The road begins in Salisbury at the Castle roundabout and travels north out of the city, passing close to Old Sarum Castle, taking a predominantly straight line to Boscombe Down and then Amesbury before meeting the A303 at Countess roundabout, where it shares Countess Services with the major road. At this point it passes within 2 mi of the World Heritage Site at Stonehenge. Continuing north, the road passes near to Woodhenge and the Ministry of Defence Royal School of Artillery base at Larkhill. This part of the route can be hazardous as there are often tanks crossing and the road is susceptible to subsidence. The next significant places are Netheravon, and then Upavon where the road briefly separates into a one-way system around the village, running concurrently with the A342 to Devizes. From here the A345 goes to Pewsey, where the Pewsey White Horse is best viewed, and then continues on to Marlborough, ending at a roundabout leading to the High Street which is the A4 road.

== History ==

Originally, the A345 continued north from Marlborough to a junction with the A419 at Commonhead, southeast of Swindon, and then through Swindon to meet the A419 again at Blunsdon. When the M4 motorway was opened, the section from Marlborough to junction 15 of the motorway became a northern extension of the A346. From the motorway to Commonhead, the road became part of the A419, and the route through Swindon was renumbered A4259 and A4311.

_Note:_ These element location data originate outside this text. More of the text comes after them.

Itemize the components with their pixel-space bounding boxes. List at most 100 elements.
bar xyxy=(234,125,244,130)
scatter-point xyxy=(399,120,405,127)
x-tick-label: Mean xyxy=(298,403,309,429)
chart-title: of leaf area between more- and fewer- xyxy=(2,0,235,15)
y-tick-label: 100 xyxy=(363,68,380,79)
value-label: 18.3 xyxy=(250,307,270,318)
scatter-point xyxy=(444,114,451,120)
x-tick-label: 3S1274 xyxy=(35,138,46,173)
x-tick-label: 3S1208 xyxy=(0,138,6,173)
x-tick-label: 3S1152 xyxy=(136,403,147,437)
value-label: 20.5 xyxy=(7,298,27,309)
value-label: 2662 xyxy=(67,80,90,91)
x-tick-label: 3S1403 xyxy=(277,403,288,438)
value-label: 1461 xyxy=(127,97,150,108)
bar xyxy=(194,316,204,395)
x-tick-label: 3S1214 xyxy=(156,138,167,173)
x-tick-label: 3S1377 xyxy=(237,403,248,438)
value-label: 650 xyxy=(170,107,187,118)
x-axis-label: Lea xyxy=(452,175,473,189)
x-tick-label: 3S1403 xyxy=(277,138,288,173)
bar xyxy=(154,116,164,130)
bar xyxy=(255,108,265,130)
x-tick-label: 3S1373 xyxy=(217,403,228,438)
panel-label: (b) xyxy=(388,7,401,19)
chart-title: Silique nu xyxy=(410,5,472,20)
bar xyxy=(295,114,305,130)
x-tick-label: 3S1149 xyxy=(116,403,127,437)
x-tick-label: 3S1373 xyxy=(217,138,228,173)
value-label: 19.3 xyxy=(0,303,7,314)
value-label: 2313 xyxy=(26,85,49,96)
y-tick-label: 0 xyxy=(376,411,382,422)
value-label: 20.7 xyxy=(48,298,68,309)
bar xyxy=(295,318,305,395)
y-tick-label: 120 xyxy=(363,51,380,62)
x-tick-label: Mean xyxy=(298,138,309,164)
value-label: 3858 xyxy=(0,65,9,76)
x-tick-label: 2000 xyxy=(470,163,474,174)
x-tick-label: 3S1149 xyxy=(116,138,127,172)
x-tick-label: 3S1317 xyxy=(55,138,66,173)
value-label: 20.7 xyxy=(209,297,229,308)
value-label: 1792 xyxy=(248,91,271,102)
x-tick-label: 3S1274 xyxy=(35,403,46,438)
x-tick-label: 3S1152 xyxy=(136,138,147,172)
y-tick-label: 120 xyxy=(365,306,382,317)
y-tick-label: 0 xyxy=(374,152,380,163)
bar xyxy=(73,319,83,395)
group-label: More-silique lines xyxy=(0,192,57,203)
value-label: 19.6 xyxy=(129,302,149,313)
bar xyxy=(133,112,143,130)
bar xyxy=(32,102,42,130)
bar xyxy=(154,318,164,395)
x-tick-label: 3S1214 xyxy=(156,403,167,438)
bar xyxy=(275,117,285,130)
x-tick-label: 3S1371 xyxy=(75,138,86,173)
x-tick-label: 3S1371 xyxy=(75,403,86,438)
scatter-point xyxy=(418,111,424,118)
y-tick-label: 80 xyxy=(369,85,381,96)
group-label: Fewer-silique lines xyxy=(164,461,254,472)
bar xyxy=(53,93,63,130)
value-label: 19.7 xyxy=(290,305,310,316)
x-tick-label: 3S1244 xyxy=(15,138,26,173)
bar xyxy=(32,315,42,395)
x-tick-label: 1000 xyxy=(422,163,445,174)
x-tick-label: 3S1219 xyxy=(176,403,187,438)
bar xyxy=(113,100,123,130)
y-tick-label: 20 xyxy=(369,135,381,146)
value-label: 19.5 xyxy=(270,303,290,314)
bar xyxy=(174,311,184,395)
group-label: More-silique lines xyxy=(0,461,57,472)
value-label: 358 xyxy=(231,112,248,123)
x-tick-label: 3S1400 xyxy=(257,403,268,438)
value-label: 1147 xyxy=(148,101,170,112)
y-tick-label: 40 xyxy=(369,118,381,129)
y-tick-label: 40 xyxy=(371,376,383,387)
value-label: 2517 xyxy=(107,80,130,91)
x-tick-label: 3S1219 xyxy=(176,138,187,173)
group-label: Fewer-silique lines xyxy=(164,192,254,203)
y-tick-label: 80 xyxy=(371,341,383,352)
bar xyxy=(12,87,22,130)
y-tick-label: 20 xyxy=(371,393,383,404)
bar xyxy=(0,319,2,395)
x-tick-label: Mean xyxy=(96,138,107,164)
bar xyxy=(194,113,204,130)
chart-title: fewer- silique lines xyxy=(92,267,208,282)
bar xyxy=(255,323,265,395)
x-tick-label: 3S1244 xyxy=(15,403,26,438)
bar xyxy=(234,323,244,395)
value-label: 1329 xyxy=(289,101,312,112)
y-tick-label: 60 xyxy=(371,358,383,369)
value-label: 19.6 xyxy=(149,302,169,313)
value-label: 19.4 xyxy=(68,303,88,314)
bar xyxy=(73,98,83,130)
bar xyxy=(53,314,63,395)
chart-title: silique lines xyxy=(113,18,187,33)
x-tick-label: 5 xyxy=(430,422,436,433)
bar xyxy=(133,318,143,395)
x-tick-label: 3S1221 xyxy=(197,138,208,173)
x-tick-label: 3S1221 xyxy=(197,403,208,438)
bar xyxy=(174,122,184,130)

Between Amesbury and Durrington, a 0.8 mi section of the A345 was realigned further east away from the Woodhenge scheduled monument in 1968, crossing to a further west alignment and incorporating a new roundabout at its junction with the A3028.

The southern terminus was originally further south along Castle Street at Salisbury market square, but with the opening of the Salisbury Inner Ring Road in 1969 the southern section was declassified.